百八十センチメートルをわずかに上回る身長は、いまの時代、決して長身といえるほどのものではないし、痩せ形の優男ということもあり、見た目には威圧感などはない。
しかし、長い黒髪を異界の風に靡かせながら、二千体にも及ぶ幻魔の群れに対し、一切の変化を見せない横顔には、彼が歴戦の猛者であることを示していたし、なにより、彼が自分たちとともに堂々と佇む姿こそ、導士たちには安堵するのだ。
星将自らが前線に出てきてくれることほど、心強いことはない。
照彦は、そんな部下たちの内心など一顧だにせず、鈍色の瞳で遥か遠方からどす黒い土煙を上げながら接近しつつある怪物の群れを見ていた。
獣級幻魔が二千体。
この数ヶ月余り、何度となく央都で引き起こされてきた大規模幻魔災害とも比較にならない規模の大軍勢だ。
しかも、ここを含めた六カ所の衛星拠点が同時に同じ数だけの幻魔に襲われているという。
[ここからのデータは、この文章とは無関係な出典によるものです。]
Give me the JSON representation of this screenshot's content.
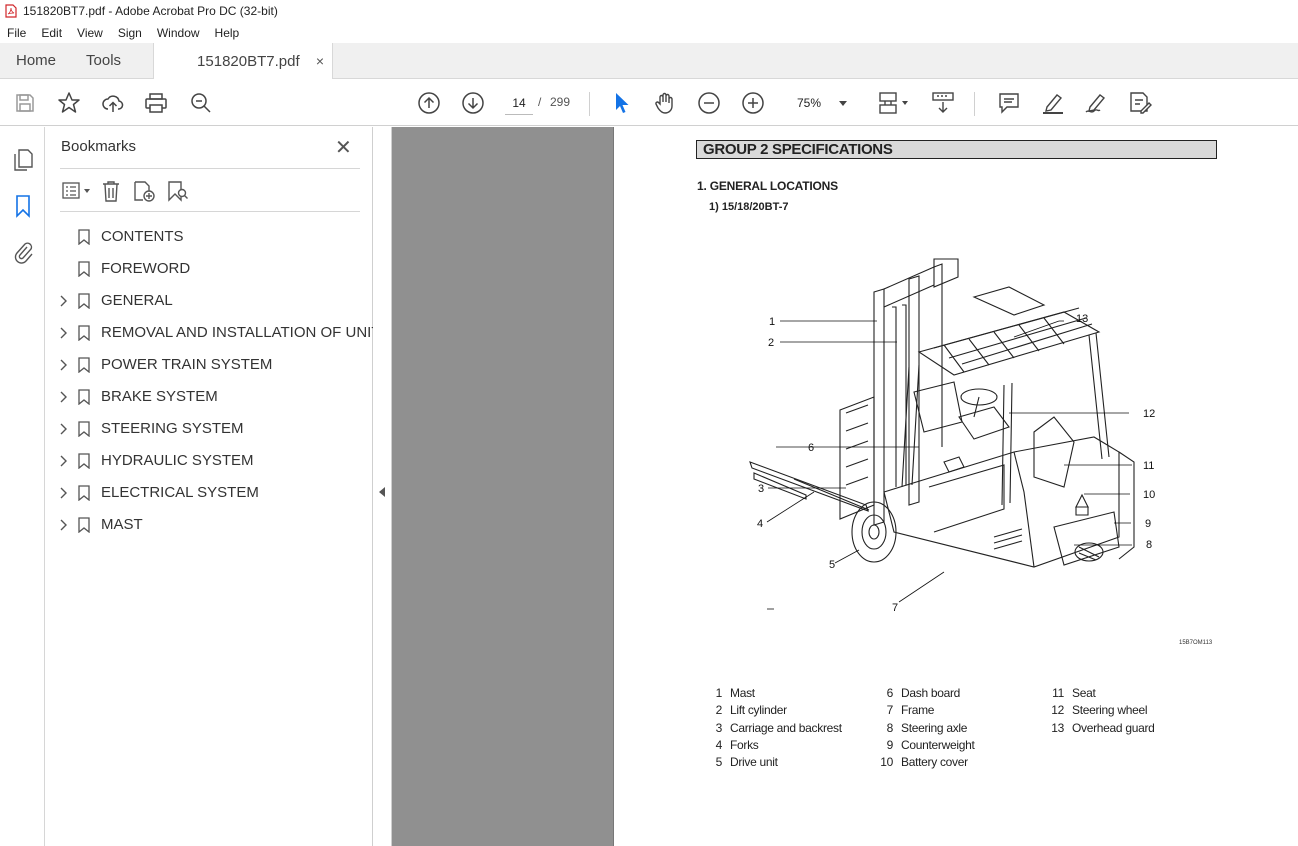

「早計一万二千体以上もの幻魔を動員してまで、なにをしようというのでしょうね?」
やはり、照彦は自問を言葉にする。
秀麗な顔立ちは、先程から一切変化はない。
『マモンの計画とは関係ないのではないか、というのが戦団本部の考えのようですが』
通信機越しに言ってきたのは、水谷亞里亞だ。副長である彼女は、第九衛星拠点にあって、第十衛星拠点の状況を見守っている。
「はい?」
照彦が困惑したのは、まるで心の中を読んだかのように亞里亞がいってきたからだが、数秒の間を置いて、理解する。
「失礼。また、独り言を零していたようですね」
『新人たちを困らせないなら、わたし自身は構いませんが』
「それが……」
照彦は、少しばかり苦笑しながら、周囲を見回した。
防護壁の歩廊には、拠点防衛に駆り出された導士たちが、膨大な数の獣級幻魔を前に恐怖心と戦っている。その様子から見て、彼らが新人導士だということがはっきりと伝わってくるのであり、彼らが照彦の独り言に翻弄されていたに違いないということも理解できる。
「周りには若い子ばかりでして……」
『それは困りますね』
亞里亞は、通信機の向こう側で苦笑するほかないといった反応をした。
そうしている間にも、幻魔の大群と第十衛星拠点の距離は縮まり続けている。
第十衛星拠点は、防護壁に囲われているだけでなく、擬似セフィラ結界によって護られているのだが、そんなものが通用するのは、普通の幻魔に対してだけだ。
二千体もの幻魔の群れが、なんらかの意図も持たずに移動するわけもなければ、拠点に向かってくるはずもないのだ。
まず間違いなく、鬼級幻魔の支配下にある幻魔たちだ。
それも〈七悪〉と関連していることは、機械型幻魔が混じっていることからも明らかだった。
つまり、マモンによる一連の騒動とも関係していてもおかしくはないのだが、だとすれば不自然だと戦団本部はいう。
マモンの指示であれば、禍御雷と同時に行動を起こすべきではないか。
確かに、そのほうが効果的に思えた。
照彦は、出雲市に聳え立つ雷の柱を見遣り、それから幻魔の群れへと視線を戻した。
魔力を練り上げ、律像を編み、右腕を軽く掲げる。
「光球破《O・ブラスト》!」
照彦が真言を唱えた瞬間、攻型魔法が発動した。
手の先に生じた莫大な光が、巨大な砲弾となって発射され、幻魔の群れの先頭を走るガルムに直撃すると、凄まじい爆光が撒き散らされる。
彼の魔法が、いままさに開戦を告げたのだ。